Théâtre - Critique

Sur le concept du visage du fils de Dieu

Sur le concept du visage du fils de Dieu - Critique sortie Théâtre


En 2008 au Festival d’Avignon où il était artiste associé, Romeo Castellucci présentait une extraordinaire trilogie adaptée de La Divine Comédie. En 2011, Sur le Concept du visage de Dieu, premier volet d’un diptyque consacré au visage complété par Le Voile noir du Pasteur, transforme la scène de théâtre en lieu d’interrogation essentielle de notre humanité, grâce à une performance quasiment non narrative (courte) où le spectateur est fortement et fondamentalement sollicité, bousculé et renvoyé à soi, au flux de ses pensées profondes, à sa propre vision du monde et de l’homme. Rares sont les spectacles où la part subjective et personnelle du spectateur intervient autant dans la perception de l’œuvre, et à ce titre déjà la pièce est évidemment à saluer. Aucune gesticulation ici, mais des tableaux et des personnages puissamment évocateurs, des gestes qui pèsent leur poids et comptent vraiment. En fond de scène, un immense portrait de Jésus par le peintre de la Renaissance Antonello da Messina (1430-1479), visage du tableau Salvator Mundi. Le Christ regarde droit dans les yeux les spectateurs, les incluant par ce regard au cœur de ce qui est en train de se passer. Sur le plateau, les éléments réalistes d’un intérieur en partie médicalisé, où vivent un fils et son vieux père. Le fils doit partir travailler, mais il s’attarde pour nettoyer son père incontinent, gémissant devant sa déchéance. L’épisode se répète, le père se vide, encore et encore. Le fils n’en peut plus. On avoue attendre que le metteur en scène “décolle“ de cette scène difficile, longue et crue, ancrée dans la vraie vie, qui éprouve certains spectateurs au point de les faire fuir illico.

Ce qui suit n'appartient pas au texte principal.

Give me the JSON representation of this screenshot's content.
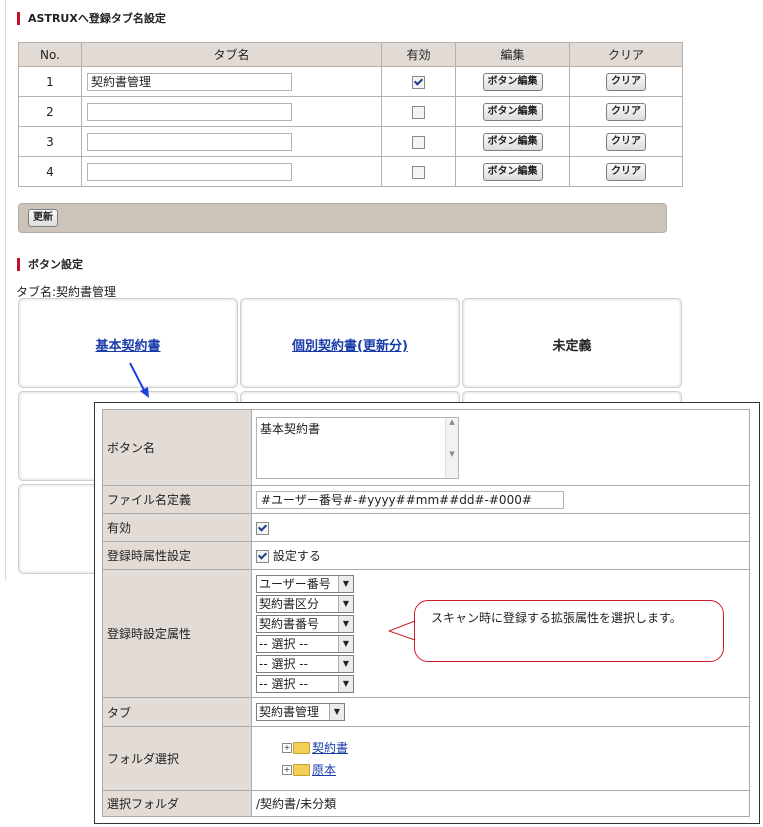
{
  "tabs_section": {
    "title": "ASTRUXへ登録タブ名設定",
    "headers": [
      "No.",
      "タブ名",
      "有効",
      "編集",
      "クリア"
    ],
    "rows": [
      {
        "no": "1",
        "name": "契約書管理",
        "enabled": true
      },
      {
        "no": "2",
        "name": "",
        "enabled": false
      },
      {
        "no": "3",
        "name": "",
        "enabled": false
      },
      {
        "no": "4",
        "name": "",
        "enabled": false
      }
    ],
    "edit_button": "ボタン編集",
    "clear_button": "クリア",
    "update_button": "更新"
  },
  "button_section": {
    "title": "ボタン設定",
    "tab_name_label": "タブ名:契約書管理",
    "buttons": [
      "基本契約書",
      "個別契約書(更新分)",
      "未定義"
    ]
  },
  "dialog": {
    "labels": {
      "button_name": "ボタン名",
      "file_name": "ファイル名定義",
      "enabled": "有効",
      "attr_on_register": "登録時属性設定",
      "attr_fields": "登録時設定属性",
      "tab": "タブ",
      "folder_select": "フォルダ選択",
      "selected_folder": "選択フォルダ"
    },
    "button_name_value": "基本契約書",
    "file_name_value": "#ユーザー番号#-#yyyy##mm##dd#-#000#",
    "enabled": true,
    "attr_checkbox_label": "設定する",
    "attr_checked": true,
    "attributes": [
      "ユーザー番号",
      "契約書区分",
      "契約書番号",
      "-- 選択 --",
      "-- 選択 --",
      "-- 選択 --"
    ],
    "tab_value": "契約書管理",
    "folders": [
      "契約書",
      "原本"
    ],
    "selected_folder_value": "/契約書/未分類"
  },
  "callout": {
    "text": "スキャン時に登録する拡張属性を選択します。"
  },
  "colors": {
    "accent_red": "#c8102e",
    "header_bg": "#e2dbd5",
    "link_blue": "#1a3ca8",
    "arrow_blue": "#1a3fe0"
  }
}
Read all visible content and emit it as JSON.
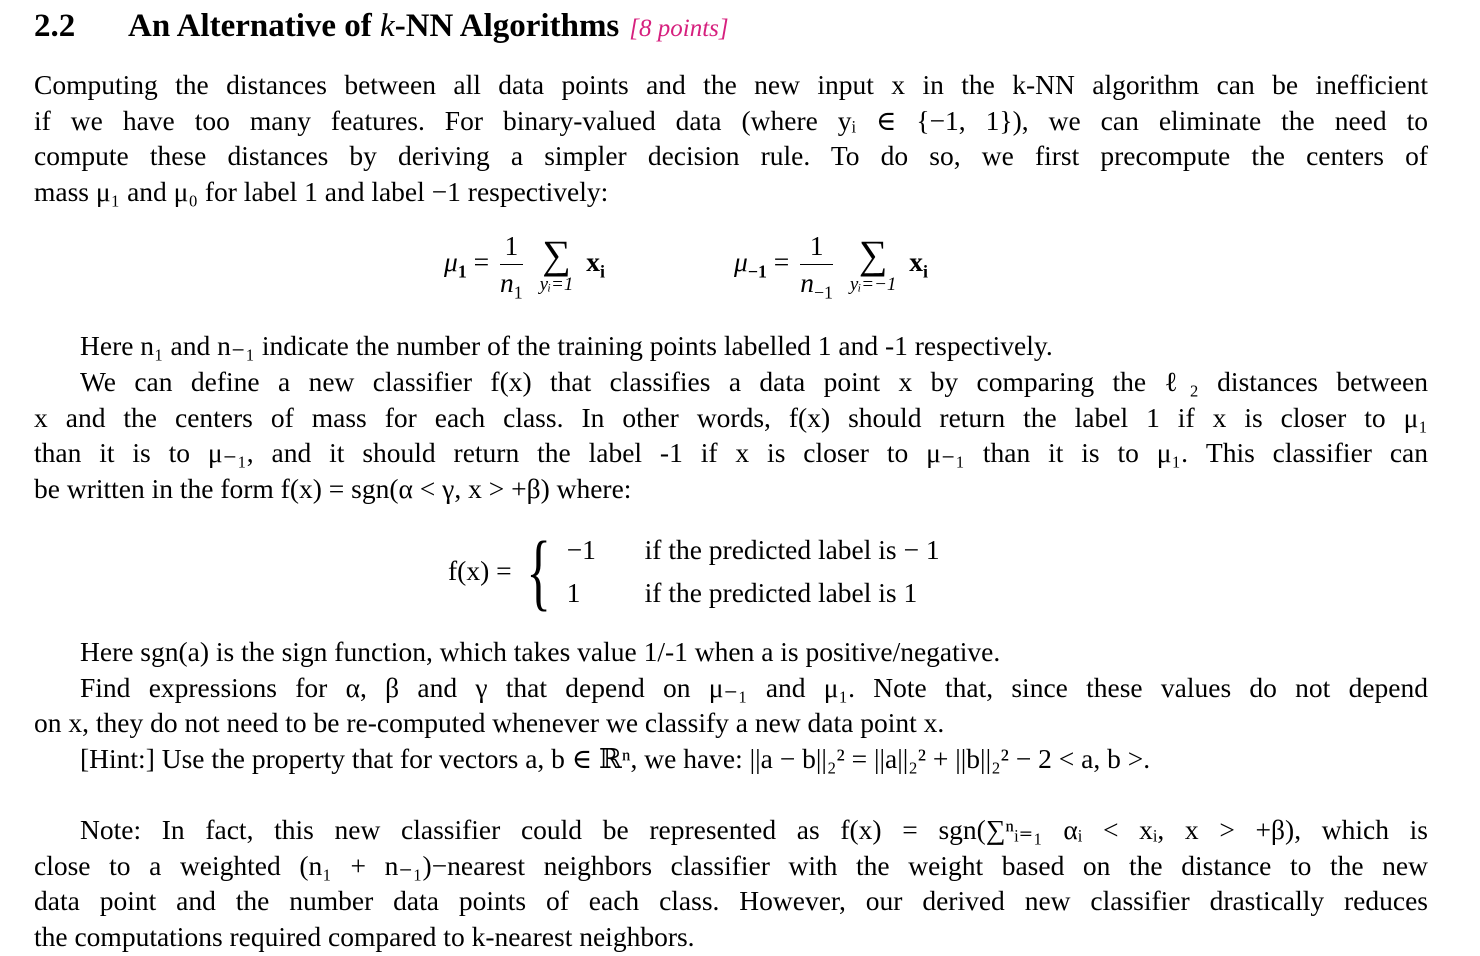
{
  "section": {
    "number": "2.2",
    "title_pre": "An Alternative of ",
    "title_k": "k",
    "title_post": "-NN Algorithms",
    "points": "[8 points]",
    "points_color": "#d6207e"
  },
  "intro": [
    "Computing the distances between all data points and the new input x in the k-NN algorithm can be inefficient",
    "if we have too many features. For binary-valued data (where yᵢ ∈ {−1, 1}), we can eliminate the need to",
    "compute these distances by deriving a simpler decision rule. To do so, we first precompute the centers of",
    "mass μ₁ and μ₀ for label 1 and label −1 respectively:"
  ],
  "equations": {
    "mu1_lhs": "μ",
    "mu1_sub": "1",
    "eq": "=",
    "num": "1",
    "mu1_den": "n",
    "mu1_den_sub": "1",
    "sigma": "∑",
    "mu1_lim": "yᵢ=1",
    "xi": "x",
    "xi_sub": "i",
    "mum1_sub": "−1",
    "mum1_den_sub": "−1",
    "mum1_lim": "yᵢ=−1"
  },
  "para2": [
    "Here n₁ and n₋₁ indicate the number of the training points labelled 1 and -1 respectively."
  ],
  "para3": [
    "We can define a new classifier f(x) that classifies a data point x by comparing the ℓ₂ distances between",
    "x and the centers of mass for each class. In other words, f(x) should return the label 1 if x is closer to μ₁",
    "than it is to μ₋₁, and it should return the label -1 if x is closer to μ₋₁ than it is to μ₁. This classifier can",
    "be written in the form f(x) = sgn(α < γ, x > +β) where:"
  ],
  "cases": {
    "lhs": "f(x) =",
    "row1_val": "−1",
    "row1_cond": "if the predicted label is  − 1",
    "row2_val": "1",
    "row2_cond": "if the predicted label is 1"
  },
  "para4": [
    "Here sgn(a) is the sign function, which takes value 1/-1 when a is positive/negative.",
    "Find expressions for α, β and γ that depend on μ₋₁ and μ₁. Note that, since these values do not depend",
    "on x, they do not need to be re-computed whenever we classify a new data point x.",
    "[Hint:] Use the property that for vectors a, b ∈ ℝⁿ, we have: ||a − b||₂² = ||a||₂² + ||b||₂² − 2 < a, b >."
  ],
  "note": [
    "Note: In fact, this new classifier could be represented as f(x) = sgn(∑ⁿᵢ₌₁ αᵢ < xᵢ, x > +β), which is",
    "close to a weighted (n₁ + n₋₁)−nearest neighbors classifier with the weight based on the distance to the new",
    "data point and the number data points of each class. However, our derived new classifier drastically reduces",
    "the computations required compared to k-nearest neighbors."
  ]
}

Questionnement métaphysique et métaphorique

Le point de rupture arrive, le fils s’approche du tableau, comme quémandant du secours… La scène suivante montre des enfants qui lancent des grenades (des jouets) contre le portrait. Cette scène est extrêmement forte. La violence du geste n’est-elle pas un écho bouleversant à l’appel du fils, implorant le doux visage ? C’est une prière comme un cri de révolte, qui nous saisit et fait à cet instant du théâtre un lieu de questionnement métaphysique et métaphorique de notre humanité. Bien au-delà de la tradition et des références catholiques que porte ce portrait du Christ, ce cri muet des enfants et cette attaque en règle contre le visage disent à la fois le désir d’espérer, la tristesse de la solitude, la rage de l’impuissance de l’homme face à son destin… C’est paradoxalement une image très guerrière qui dit ce désir (on ne peut s’empêcher en cet instant de songer à tous les morts exécutés au nom même du doux Jésus, même si ce n’est pas le sujet) et cet appel déchirant tonnant comme l’impossibilité d’une société fondée sur l’amour rappelle la scène initiale, une scène d’amour et de compassion sans restriction, sans condition, où un fils et son père demeurent à tout jamais liés et dévoués malgré la colère qui parfois surgit. Pour finir le portrait du Christ se macule, se voile, s’abîme, miroir noir terrible : c’est une absence présente (ou une présence absente) interrogatrice. « Je veux rencontrer Jésus dans sa longue absence. » dit Romeo Castellucci. Il nous a en tout cas rencontrés, nous spectateurs, et c’est bien l’expression de son talent, de sa liberté et de la nôtre qui se joue dans cette rencontre hors du commun. A vous de faire cette rencontre, qui sera peut-être bien différente ! 
Agnès Santi

Sul Concetto di Volto nel Figlio di Dio de Romeo Castellucci, du 20 au 30 octobre à 20h30, dimanche à 15h, relâche le lundi, au Théâtre de la Ville, 75004 Paris. Tél :  01 42 74 22 77. Diu 2 au 6 novembre les 2, 3 et 4 novembre à 21h, le 5 à 17h et 21h, le 6 novembre à 15h et 19h, au 104, 75019 Paris. Tél :01 53 35 50 00. Spectacle vu au Festival d’Avignon 2011. Durée : 1h.